Korean designer Jinil Park approaches the idea of two-dimensional furniture with a different strategy in his Drawing Furniture Series. Instead of translating shaded drawings into volume, he begins with a single line. That line, often imperfect and unstable, becomes both the conceptual starting point and the structural backbone of each object.

Drawing Furniture Series by Jinil Park

Park studies hand-drawn sketches and isolates moments where the line wavers or distorts, treating those imperfections as design opportunities. Chairs, stools, and lamps emerge from these drawings as wireframe constructions, where metal rods trace the original gestures of the hand. The objects look as though a sketch has been carefully lifted off the page and forced into standing upright.

Drawing Furniture Series by Jinil Park

To preserve the drawn quality, wires of varying thickness are hammered and welded together, creating a sense of jitter and spontaneity. Despite their delicate appearance, the pieces are structurally stable and fully functional. What appears as a quick doodle is actually a precise negotiation between fragility and engineering.

“Three-dimensional drawings” by Katharine Morling

Where Park embraces the rawness of line and gesture, the next designer pushes flatness into a more theatrical dimension, where objects are not only drawn but also staged. London-based artist Katharine Morling creates what she calls three-dimensional drawings, but her medium is ceramic. Her life-size objects, ranging from everyday items to composite still lifes, are rendered in white porcelain and then meticulously painted with black line work that mimics illustration.
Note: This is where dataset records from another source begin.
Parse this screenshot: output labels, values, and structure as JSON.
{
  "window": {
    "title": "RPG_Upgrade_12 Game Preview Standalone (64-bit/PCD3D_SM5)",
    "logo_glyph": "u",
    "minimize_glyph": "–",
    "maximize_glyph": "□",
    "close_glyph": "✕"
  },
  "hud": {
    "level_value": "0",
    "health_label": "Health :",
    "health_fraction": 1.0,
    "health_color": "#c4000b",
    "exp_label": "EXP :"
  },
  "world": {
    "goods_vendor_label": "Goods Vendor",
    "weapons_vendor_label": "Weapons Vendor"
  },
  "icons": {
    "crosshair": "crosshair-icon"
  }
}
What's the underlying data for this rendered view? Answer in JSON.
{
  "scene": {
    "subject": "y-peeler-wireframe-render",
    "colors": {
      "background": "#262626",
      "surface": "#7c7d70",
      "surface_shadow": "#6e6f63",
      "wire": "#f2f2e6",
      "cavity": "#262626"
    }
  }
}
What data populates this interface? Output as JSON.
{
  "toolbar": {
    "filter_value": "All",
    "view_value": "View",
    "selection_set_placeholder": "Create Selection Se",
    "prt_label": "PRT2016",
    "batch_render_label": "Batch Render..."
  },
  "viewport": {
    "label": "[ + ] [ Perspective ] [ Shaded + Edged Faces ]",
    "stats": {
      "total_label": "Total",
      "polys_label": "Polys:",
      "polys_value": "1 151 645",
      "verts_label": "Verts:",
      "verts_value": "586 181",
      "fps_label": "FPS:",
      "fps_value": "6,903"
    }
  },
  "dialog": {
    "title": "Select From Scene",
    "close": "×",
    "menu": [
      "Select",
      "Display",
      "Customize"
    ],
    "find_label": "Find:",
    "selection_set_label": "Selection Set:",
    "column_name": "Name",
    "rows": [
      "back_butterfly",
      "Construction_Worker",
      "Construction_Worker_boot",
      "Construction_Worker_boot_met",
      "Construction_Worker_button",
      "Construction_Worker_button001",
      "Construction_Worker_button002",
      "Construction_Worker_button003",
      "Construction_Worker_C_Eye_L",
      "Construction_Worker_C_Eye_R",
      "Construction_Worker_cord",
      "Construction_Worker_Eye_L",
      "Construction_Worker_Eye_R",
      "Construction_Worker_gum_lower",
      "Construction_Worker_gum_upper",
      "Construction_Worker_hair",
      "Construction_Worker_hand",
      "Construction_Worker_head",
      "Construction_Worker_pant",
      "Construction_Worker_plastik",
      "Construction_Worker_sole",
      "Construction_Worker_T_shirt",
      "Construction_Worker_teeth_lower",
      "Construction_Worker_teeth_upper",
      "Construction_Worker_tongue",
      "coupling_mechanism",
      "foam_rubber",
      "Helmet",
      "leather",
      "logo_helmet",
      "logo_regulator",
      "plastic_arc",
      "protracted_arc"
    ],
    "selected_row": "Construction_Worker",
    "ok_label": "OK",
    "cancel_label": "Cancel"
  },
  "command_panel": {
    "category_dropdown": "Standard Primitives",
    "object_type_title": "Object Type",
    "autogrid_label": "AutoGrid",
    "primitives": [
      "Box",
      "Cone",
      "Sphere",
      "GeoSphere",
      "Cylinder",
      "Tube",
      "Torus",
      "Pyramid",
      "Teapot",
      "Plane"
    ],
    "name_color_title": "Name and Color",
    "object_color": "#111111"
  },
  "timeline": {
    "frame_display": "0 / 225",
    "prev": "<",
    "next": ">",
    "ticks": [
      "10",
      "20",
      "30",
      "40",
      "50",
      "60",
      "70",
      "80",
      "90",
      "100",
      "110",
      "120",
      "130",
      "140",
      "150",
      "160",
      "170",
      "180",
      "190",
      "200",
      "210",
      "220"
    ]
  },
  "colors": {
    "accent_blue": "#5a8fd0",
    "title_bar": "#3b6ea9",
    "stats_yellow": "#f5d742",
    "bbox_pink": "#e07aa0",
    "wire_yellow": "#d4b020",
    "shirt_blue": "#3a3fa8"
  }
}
The effect is immediate and disorienting, as if a cartoon has quietly taken over physical space.

“Three-dimensional drawings” by Katharine Morling

Each piece carries an exaggerated sense of flatness. Faux wood grain, drawn zippers, and painted screws replace real texture, flattening volume into visual suggestion. Yet the objects remain undeniably sculptural, occupying space with a quiet surrealism that becomes more pronounced at life scale. The viewer is constantly pulled between reading them as drawings and encountering them as real objects.

“Three-dimensional drawings” by Katharine Morling

Across these three practices, furniture becomes less about utility and more about perception. Whether through woven illusions, wireframe sketches, or ceramic drawings, each project asks the same question in a different accent: if an object looks flat enough, does it ever fully become three-dimensional at all?